It's going to be hard for me to communicate to you just how bizarre the last little bit has been. Not all of it is bad, and really, none of them are major, life-changing events; it's a cumulative effect similar to death by a thousand cuts.
You may remember
The Girl Who Called from back in the spring, many entries ago. August 30th was our first date, and it's been every Saturday night since then. We've already decided we don't care to see anyone else, and what's cool is that it just came up one night in conversation; as we were marveling over how we
constantly appear to be on the same page about almost everything, I made the comment that even though I'm always on the lookout for dating prospects, so to speak, I'd recently realized that I was no longer doing so. She agreed that she wasn't still "looking" either, and so there you have it.
Meanwhile, my mind has not been on
The Girl at Work for quite some time, obviously; as soon as one chapter closed, another began. Her last day at our company was Thursday, and it pretty much went exactly as I expected: a few tears, everyone brought food for a pot luck (I brought a chocolate creme pie, thankyouverymuch), and we already miss her. That hellhole will certainly not be the same without her; I do love her to pieces.

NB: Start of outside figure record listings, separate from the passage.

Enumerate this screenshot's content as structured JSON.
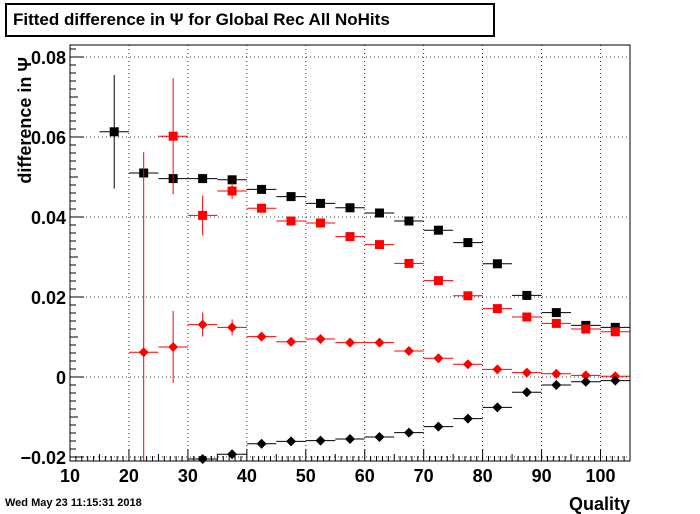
{
  "title": "Fitted difference in  Ψ  for Global Rec All NoHits",
  "timestamp": "Wed May 23 11:15:31 2018",
  "chart_data": {
    "type": "scatter",
    "title": "Fitted difference in  Ψ  for Global Rec All NoHits",
    "xlabel": "Quality",
    "ylabel": "difference in Ψ",
    "xlim": [
      10,
      105
    ],
    "ylim": [
      -0.021,
      0.083
    ],
    "xticks": [
      10,
      20,
      30,
      40,
      50,
      60,
      70,
      80,
      90,
      100
    ],
    "yticks": [
      -0.02,
      0,
      0.02,
      0.04,
      0.06,
      0.08
    ],
    "ytick_labels": [
      "−0.02",
      "0",
      "0.02",
      "0.04",
      "0.06",
      "0.08"
    ],
    "grid": true,
    "x_halfwidth": 2.5,
    "series": [
      {
        "color": "#000000",
        "marker": "square",
        "points": [
          {
            "x": 17.5,
            "y": 0.0613,
            "err": 0.0142
          },
          {
            "x": 22.5,
            "y": 0.051,
            "err": 0
          },
          {
            "x": 27.5,
            "y": 0.0496,
            "err": 0
          },
          {
            "x": 32.5,
            "y": 0.0496,
            "err": 0
          },
          {
            "x": 37.5,
            "y": 0.0493,
            "err": 0
          },
          {
            "x": 42.5,
            "y": 0.0469,
            "err": 0
          },
          {
            "x": 47.5,
            "y": 0.0451,
            "err": 0
          },
          {
            "x": 52.5,
            "y": 0.0434,
            "err": 0
          },
          {
            "x": 57.5,
            "y": 0.0423,
            "err": 0
          },
          {
            "x": 62.5,
            "y": 0.041,
            "err": 0
          },
          {
            "x": 67.5,
            "y": 0.039,
            "err": 0
          },
          {
            "x": 72.5,
            "y": 0.0367,
            "err": 0
          },
          {
            "x": 77.5,
            "y": 0.0336,
            "err": 0
          },
          {
            "x": 82.5,
            "y": 0.0283,
            "err": 0
          },
          {
            "x": 87.5,
            "y": 0.0204,
            "err": 0
          },
          {
            "x": 92.5,
            "y": 0.0161,
            "err": 0
          },
          {
            "x": 97.5,
            "y": 0.0129,
            "err": 0
          },
          {
            "x": 102.5,
            "y": 0.0124,
            "err": 0
          }
        ]
      },
      {
        "color": "#ff0000",
        "marker": "square",
        "points": [
          {
            "x": 27.5,
            "y": 0.0602,
            "err": 0.0145
          },
          {
            "x": 32.5,
            "y": 0.0404,
            "err": 0.005
          },
          {
            "x": 37.5,
            "y": 0.0465,
            "err": 0.002
          },
          {
            "x": 42.5,
            "y": 0.0422,
            "err": 0
          },
          {
            "x": 47.5,
            "y": 0.039,
            "err": 0
          },
          {
            "x": 52.5,
            "y": 0.0385,
            "err": 0
          },
          {
            "x": 57.5,
            "y": 0.0351,
            "err": 0
          },
          {
            "x": 62.5,
            "y": 0.0331,
            "err": 0
          },
          {
            "x": 67.5,
            "y": 0.0284,
            "err": 0
          },
          {
            "x": 72.5,
            "y": 0.0241,
            "err": 0
          },
          {
            "x": 77.5,
            "y": 0.0203,
            "err": 0
          },
          {
            "x": 82.5,
            "y": 0.0171,
            "err": 0
          },
          {
            "x": 87.5,
            "y": 0.015,
            "err": 0
          },
          {
            "x": 92.5,
            "y": 0.0134,
            "err": 0
          },
          {
            "x": 97.5,
            "y": 0.012,
            "err": 0
          },
          {
            "x": 102.5,
            "y": 0.0113,
            "err": 0
          }
        ]
      },
      {
        "color": "#ff0000",
        "marker": "diamond",
        "points": [
          {
            "x": 22.5,
            "y": 0.0062,
            "err": 0.05
          },
          {
            "x": 27.5,
            "y": 0.0075,
            "err": 0.009
          },
          {
            "x": 32.5,
            "y": 0.0131,
            "err": 0.003
          },
          {
            "x": 37.5,
            "y": 0.0124,
            "err": 0.002
          },
          {
            "x": 42.5,
            "y": 0.0101,
            "err": 0
          },
          {
            "x": 47.5,
            "y": 0.0088,
            "err": 0
          },
          {
            "x": 52.5,
            "y": 0.0095,
            "err": 0
          },
          {
            "x": 57.5,
            "y": 0.0086,
            "err": 0
          },
          {
            "x": 62.5,
            "y": 0.0086,
            "err": 0
          },
          {
            "x": 67.5,
            "y": 0.0065,
            "err": 0
          },
          {
            "x": 72.5,
            "y": 0.0047,
            "err": 0
          },
          {
            "x": 77.5,
            "y": 0.0032,
            "err": 0
          },
          {
            "x": 82.5,
            "y": 0.0019,
            "err": 0
          },
          {
            "x": 87.5,
            "y": 0.0011,
            "err": 0
          },
          {
            "x": 92.5,
            "y": 0.0008,
            "err": 0
          },
          {
            "x": 97.5,
            "y": 0.0004,
            "err": 0
          },
          {
            "x": 102.5,
            "y": 0.0002,
            "err": 0
          }
        ]
      },
      {
        "color": "#000000",
        "marker": "diamond",
        "points": [
          {
            "x": 32.5,
            "y": -0.0205,
            "err": 0
          },
          {
            "x": 37.5,
            "y": -0.0193,
            "err": 0
          },
          {
            "x": 42.5,
            "y": -0.0167,
            "err": 0
          },
          {
            "x": 47.5,
            "y": -0.0161,
            "err": 0
          },
          {
            "x": 52.5,
            "y": -0.0159,
            "err": 0
          },
          {
            "x": 57.5,
            "y": -0.0155,
            "err": 0
          },
          {
            "x": 62.5,
            "y": -0.015,
            "err": 0
          },
          {
            "x": 67.5,
            "y": -0.0139,
            "err": 0
          },
          {
            "x": 72.5,
            "y": -0.0124,
            "err": 0
          },
          {
            "x": 77.5,
            "y": -0.0104,
            "err": 0
          },
          {
            "x": 82.5,
            "y": -0.0076,
            "err": 0
          },
          {
            "x": 87.5,
            "y": -0.0038,
            "err": 0
          },
          {
            "x": 92.5,
            "y": -0.002,
            "err": 0
          },
          {
            "x": 97.5,
            "y": -0.0012,
            "err": 0
          },
          {
            "x": 102.5,
            "y": -0.0009,
            "err": 0
          }
        ]
      }
    ]
  }
}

One of my favorite bands of all time,
Letters to Cleo, made it known on MySpace this week that they will have a "major announcement" coming soon. They disbanded in mid-2000, and we Cleo fans were on pins and needles for any news involving a new album, an upcoming tour, anything... and today, they announced a four-show reunion tour beginning in L.A., heading to Boston, and finishing up in New York. I was hoping for a new album, but you've got to start somewhere, and who knows, p'raps a small reunion like this will lead to bigger things.
Two nights ago, my computer kept rebooting. Automatically. Spontaneously. In the middle of everything. It would click off, reboot, and then a few minutes later, it would do it again. Sometimes it would do it
in the middle of a reboot. I got my IT guy on the phone to see if he could make heads or tails of it, and from the way things sounded, he suggested an XP repair installation.
So I did that -- I floundered my way through it, forgetting some of the details, it'd been so long, and when I came back to check on it periodically, it didn't appear to have made any progress. It would be just slightly ahead of where I left it even though over half an hour had passed. It turned out the damn thing was
rebooting in the middle of the repair, and when it came back on, it would have to start that particular segment over.
I took it in the next day, but before my IT guy could look at it, I opened the case to see if there was anything I might be able to immediately recognize as wrong. Turns out there was -- dust. And I mean
blankets of it. Two air flow vents of some kind -- they were most obviously designed to facilitate air flow -- were almost completely blocked by curtains of dust. I removed the curtains (each in one piece) with a pair of plastic spoons, and when it came time to turn it on and check things out, it wasn't rebooting itself anymore.
The defrag went fine, although we didn't let it finish because I had to get to a meeting after work, but later that night, I got an IRQL NOT LESS OR EQUAL stop-error. I recovered from that, and the next day, I got a MEMORY_MANAGEMENT stop-error. I googled these error messages and found that among other things, they can be a sign of faulty memory. So I did what any conscientious computer owner would do -- I switched out all the RAM. Replaced it with new. And I haven't had a single problem since.
The going theory now is that the huge amounts of dust caused two problems:
1. The restricted air flow caused the processor to overheat, which then gave rise to (what appeared to be) random consecutive reboots;
2. Since dust conducts electricity, somehow it shorted out or otherwise zapped one of the RAM modules (or perhaps both).
Lesson learned. I wish I had an efficient (read: quick) way to test which, if any, of the RAM sticks was still good, but at this point I just don't give a shit enough to look into it. Because...
... a day later, my 80 gig USB external hard drive either crashed or was corrupted beyond use. I'm in the process of getting a recovery program from my IT guy at work, because I had between 30 and 40 gigs of data on this drive, and I'd like to lose as little as possible. At this point, it doesn't look like the drive can be saved, but it might still be possible to salvage some of my brother's wedding photos, as well as the goat porn.
Tonight, we had a pretty important presentation in class, but that's over and I don't feel like discussing it. It went well, that's all I care about.